I just reviewed an IDC report that indicates IT spending will grow at 2.6% in 2009, a lower rate of growth than previously forecast. That mirrors my view that on average, IT organizations will continue to invest next year, albeit at a modest rate. However, I don’t believe the general trend fully reflects what is happening in individual organizations and for specific spending within a given firm. Those investments are fluctuating much more broadly.

I’ve spoken with IT leaders describing budget cuts of 15%, 25%, even 40%. But I also observe something different about this economic environment. Firms appear to realize that the global economy may be troubled for an extended period and are taking steps to address that potential, rather than simply keeping the lights on and the doors open.

Another difference is that business users are demanding innovation and new solutions even as they are asking for lower spending. In many cases this reflects the reality that the firm must continue to offer innovative solutions to their customers or lose ground to the competition.

IT leaders traditionally reduce project spending in response to short term economic pressure. Firms also reduce their contingent resources, another common short term response. What appears different this time is a willingness and desire to invest in longer term projects to reduce cost, even while taking these short term actions.

Invest to Save

Those longer term projects may involve an application consolidation. Many firms have three or more legacy solutions intended to address the same business requirement, with none of them completely solving the problem. Or, for example with a recent acquisition, the firm may have even more overlapping platforms.

Each platform requires hardware support, software licenses and support, and staff to keep it operational. It must be integrated with the other applications in the environment. In aggregate, the costs are often substantial, and as noted the business problem is not fully solved.

This presents an excellent opportunity to consolidate onto open source platforms, such as Red Hat Enterprise Linux. With software commoditization a clear trend, any IT organization should have a strategy to migrate some or all of their solutions portfolio to open source.

A platform consolidation, even in difficult economic times, is an excellent opportunity to start that process. One of the great features of open source, in addition to the high quality and low cost, is that it can be very cost effective to get started.

In fact, many of your technical staff probably already have some experience with common open source platforms. You can start development with the community versions of the software and migrate to the supported versions as you need assistance or as the applications are deployed.

One recent example where platform consolidation has worked in Red Hat is our migration from multiple email servers around the globe to a common, fault tolerant email service running on Red Hat Enterprise Linux. We’ve been able to provide a substantially improved service, with more features and much better manageability, in a very cost effective manner through our use of open source platforms.

Middleware Costs

Many firms are heavily invested in proprietary middleware solutions that have traditionally solved multiple technical problems and delivered business value, but in today’s environment are under scrutiny given both the license fees and ongoing maintenance costs.

Organizations that are examining their middleware costs should take a careful look at open source solutions such as JBoss. If you haven’t completed a cost comparison in the past, you are likely to be pleased and surprised by the cost difference between proprietary solutions and the open source alternative. Again, this is a reflection of commodity economics changing the price balance in favor of the customer.

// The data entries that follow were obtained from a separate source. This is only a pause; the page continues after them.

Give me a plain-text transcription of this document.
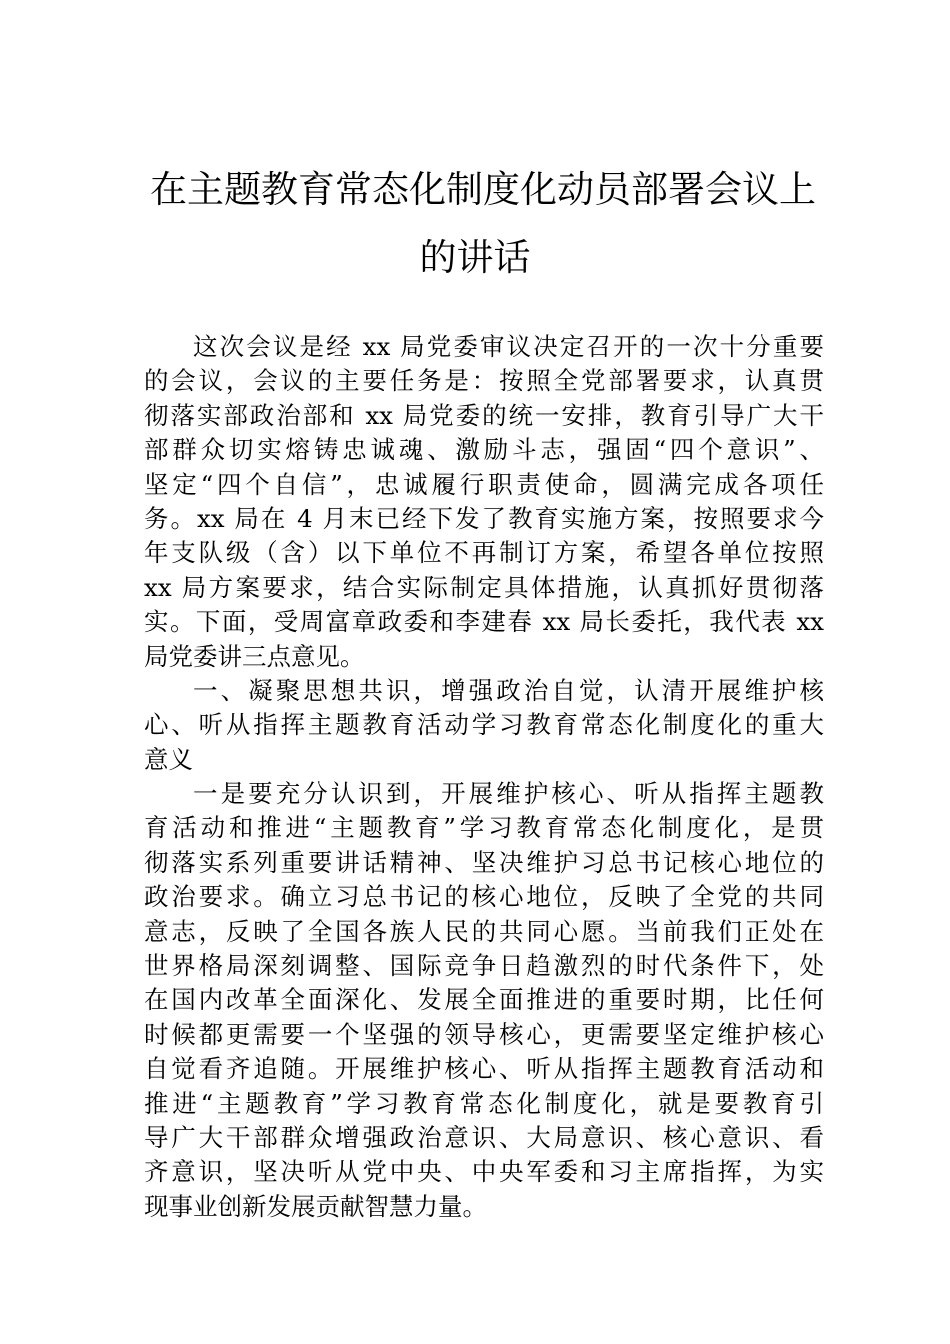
在主题教育常态化制度化动员部署会议上
的讲话
这次会议是经 xx 局党委审议决定召开的一次十分重要
的会议，会议的主要任务是：按照全党部署要求，认真贯
彻落实部政治部和 xx 局党委的统一安排，教育引导广大干
部群众切实熔铸忠诚魂、激励斗志，强固“四个意识”、
坚定“四个自信”，忠诚履行职责使命，圆满完成各项任
务。xx 局在 4 月末已经下发了教育实施方案，按照要求今
年支队级（含）以下单位不再制订方案，希望各单位按照
xx 局方案要求，结合实际制定具体措施，认真抓好贯彻落
实。下面，受周富章政委和李建春 xx 局长委托，我代表 xx
局党委讲三点意见。
一、凝聚思想共识，增强政治自觉，认清开展维护核
心、听从指挥主题教育活动学习教育常态化制度化的重大
意义
一是要充分认识到，开展维护核心、听从指挥主题教
育活动和推进“主题教育”学习教育常态化制度化，是贯
彻落实系列重要讲话精神、坚决维护习总书记核心地位的
政治要求。确立习总书记的核心地位，反映了全党的共同
意志，反映了全国各族人民的共同心愿。当前我们正处在
世界格局深刻调整、国际竞争日趋激烈的时代条件下，处
在国内改革全面深化、发展全面推进的重要时期，比任何
时候都更需要一个坚强的领导核心，更需要坚定维护核心
自觉看齐追随。开展维护核心、听从指挥主题教育活动和
推进“主题教育”学习教育常态化制度化，就是要教育引
导广大干部群众增强政治意识、大局意识、核心意识、看
齐意识，坚决听从党中央、中央军委和习主席指挥，为实
现事业创新发展贡献智慧力量。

At Red Hat, we’ve recently migrated some legacy middleware, BPEL and portions of our Mule environment, to JBoss with great success. (We plan to retire the remainder of our Mule infrastructure within the next two months.) We’ve fully integrated JBoss solutions in our development environment using the Genome project that I’ve discussed here in the past. In addition to reducing our costs and making our development environment more agile, the migration has given us both improved resiliency and greater flexibility in production.

Consolidate and Standardize on Open Source

The key messages here are first to simplify and consolidate your environment to drive out complexity and reduce costs. You will be better positioned for the future, regardless of the economic climate, if you select open standards-based solutions for this consolidation. And, if you select open source solutions to implement those standards, you will be able to take advantage of commodity software economics and further reduce your costs, while using products that are both highly functional and of high quality.

I encourage you to evaluate both Red Hat Enterprise Linux and JBoss. I think you will find, as we have, that they are excellent solutions and great tools for lowering IT costs.